Gel, sécheresse, inondations… L’été 2023 a été si difficile pour les agriculteurs québécois que les compensations versées par Financière agricole s’élèvent déjà à plus de 60 millions de dollars, soit près de cinq fois plus qu’en 2022 à pareille date.
Partout sur la planète, l’agriculture doit s’adapter aux changements climatiques tout en réduisant son empreinte écologique. Cette transformation passe par l’agroécologie, explique Sandra Gagnon, spécialiste principale de programme au Centre de recherches pour le développement international (CRDI). Cette méthode, qui met l’accent sur les liens entre l’agriculture, l’écologie et la société, peut aussi être une solution aux crises qui fragilisent la chaîne alimentaire, comme une pandémie ou l’instabilité politique, affirme l’experte en développement durable qui a travaillé 16 ans en Amérique du Sud, où l’agroécologie, bien que marginale, est en pleine croissance.
Les nouvelles je l’ai rencontrée au sommet Adaptation Futures 2023, qui s’est tenu à Montréal cet automne.
Qu’est-ce que l’agroécologie ?
C’est une science, une pratique, mais aussi un mouvement social. Elle s’est popularisée dans les années 1970 et 1980 dans les pays du Sud, en opposition à l’industrialisation de l’agriculture, caractérisée par une intensification des rendements et l’utilisation d’engrais et de pesticides.
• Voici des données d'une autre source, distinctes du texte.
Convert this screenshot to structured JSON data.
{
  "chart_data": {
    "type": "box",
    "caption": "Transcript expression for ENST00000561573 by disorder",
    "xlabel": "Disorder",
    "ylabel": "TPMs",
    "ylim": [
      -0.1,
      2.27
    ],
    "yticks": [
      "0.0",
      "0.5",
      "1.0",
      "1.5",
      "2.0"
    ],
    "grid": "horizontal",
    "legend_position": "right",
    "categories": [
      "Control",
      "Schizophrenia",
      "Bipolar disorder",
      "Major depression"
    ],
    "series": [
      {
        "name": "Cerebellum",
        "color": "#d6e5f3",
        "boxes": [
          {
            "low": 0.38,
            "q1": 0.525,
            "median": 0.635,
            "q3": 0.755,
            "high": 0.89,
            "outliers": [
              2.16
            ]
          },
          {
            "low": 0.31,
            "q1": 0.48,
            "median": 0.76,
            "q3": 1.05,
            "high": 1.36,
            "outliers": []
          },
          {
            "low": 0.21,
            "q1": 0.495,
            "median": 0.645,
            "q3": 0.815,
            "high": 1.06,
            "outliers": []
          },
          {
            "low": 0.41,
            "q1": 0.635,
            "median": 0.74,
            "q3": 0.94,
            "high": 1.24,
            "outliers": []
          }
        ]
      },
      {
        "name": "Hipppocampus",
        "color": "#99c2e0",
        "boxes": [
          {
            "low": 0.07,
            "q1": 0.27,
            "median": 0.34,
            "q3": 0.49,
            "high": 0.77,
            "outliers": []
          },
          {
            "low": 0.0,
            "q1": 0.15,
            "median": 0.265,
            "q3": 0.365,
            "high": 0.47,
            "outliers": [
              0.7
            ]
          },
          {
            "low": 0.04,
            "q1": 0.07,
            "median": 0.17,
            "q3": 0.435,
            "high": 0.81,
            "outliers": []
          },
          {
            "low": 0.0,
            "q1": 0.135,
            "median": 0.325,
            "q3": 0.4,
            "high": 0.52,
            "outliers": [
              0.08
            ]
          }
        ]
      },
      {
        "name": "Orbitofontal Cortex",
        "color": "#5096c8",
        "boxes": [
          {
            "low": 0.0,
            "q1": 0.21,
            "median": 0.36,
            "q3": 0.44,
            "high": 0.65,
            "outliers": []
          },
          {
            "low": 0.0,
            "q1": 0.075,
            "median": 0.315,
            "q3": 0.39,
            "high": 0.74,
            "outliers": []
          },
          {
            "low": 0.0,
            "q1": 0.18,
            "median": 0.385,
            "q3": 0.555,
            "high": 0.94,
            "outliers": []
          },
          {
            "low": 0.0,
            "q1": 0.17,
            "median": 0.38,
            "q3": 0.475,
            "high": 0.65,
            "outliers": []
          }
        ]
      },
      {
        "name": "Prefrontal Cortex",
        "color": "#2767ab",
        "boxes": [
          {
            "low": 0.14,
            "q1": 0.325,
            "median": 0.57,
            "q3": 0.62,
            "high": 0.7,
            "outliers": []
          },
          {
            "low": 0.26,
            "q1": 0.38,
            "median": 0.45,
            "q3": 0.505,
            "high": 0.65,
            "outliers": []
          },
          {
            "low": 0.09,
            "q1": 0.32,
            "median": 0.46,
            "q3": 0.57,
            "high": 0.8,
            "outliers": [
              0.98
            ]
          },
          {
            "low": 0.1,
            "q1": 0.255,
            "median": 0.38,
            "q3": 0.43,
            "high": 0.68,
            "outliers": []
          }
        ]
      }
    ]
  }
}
L’agroécologie va plus loin que l’agriculture biologique. C’est une manière de repenser l’agriculture pour conserver la biodiversité et la fertilité des sols, au lieu de viser uniquement le profit à court terme. Car avec l’agriculture biologique, on peut toujours cultiver de grandes monocultures. Les fermes agroécologiques sont de petite taille et se concentrent sur une diversification des plantes, comme les légumes, les arbres fruitiers et les plantes fixatrices d’azote comme les légumineuses. Aucun produit chimique, qu’il s’agisse d’engrais ou de pesticides, n’est utilisé à la ferme. L’agroécologie redonne également de l’autonomie aux producteurs — notamment aux communautés autochtones — qui ne dépendent plus des gros fournisseurs pour les semences et les engrais. Elle prône la souveraineté alimentaire et un retour à l’agriculture comme moyen de subsistance local et équitable.
Pourquoi est-ce une méthode gagnante dans le contexte du changement climatique ?
Diversifier ses cultures permet de s’assurer qu’il y aura toujours quelque chose qui poussera. En cas d’insecte ou de maladie, toutes les cultures ne seront pas affectées. Différentes variétés d’arbres ou de plantes entre les rangs améliorent la rétention du sol lors de fortes pluies. Mais l’agroécologie est plus qu’une simple défense contre les intempéries. Elle réduit les émissions de gaz à effet de serre en limitant l’utilisation de machines et en éliminant les produits chimiques, qui émettent beaucoup de GES en plus de nuire à la biodiversité.
Comment adopter l’agroécologie et quels sont les enjeux ?
Il est nécessaire de mettre en place des politiques gouvernementales cohérentes, avec des mesures incitatives pour favoriser l’accès aux petites exploitations. Dans les zones urbaines, les jardins communautaires pourraient être plus nombreux. Au Pérou, par exemple, les municipalités donnent des terrains vacants à la population à cet effet.
L’agroécologie demande plus de main-d’œuvre, il y a donc encore beaucoup de défis liés aux coûts. Il faut encourager les circuits courts comme le modèle du panier bio, qui fonctionne bien au Québec. À l’heure actuelle, on ne peut pas se passer des grandes cultures, mais elles pourraient s’inspirer des principes de l’agroécologie et les producteurs devraient être plus transparents avec les consommateurs sur leurs impacts environnementaux.
Cet article a été modifié le 7 novembre, car il indiquait qu’en agroécologie, on n’introduit rien d’extérieur à l’exploitation, pas même un ennemi naturel comme un insecte pour lutter contre un ravageur ou une maladie, ce qui pourrait laisser penser que la lutte intégrée n’est pas autorisée. Cependant, il est possible de favoriser les ennemis naturels déjà présents dans l’environnement.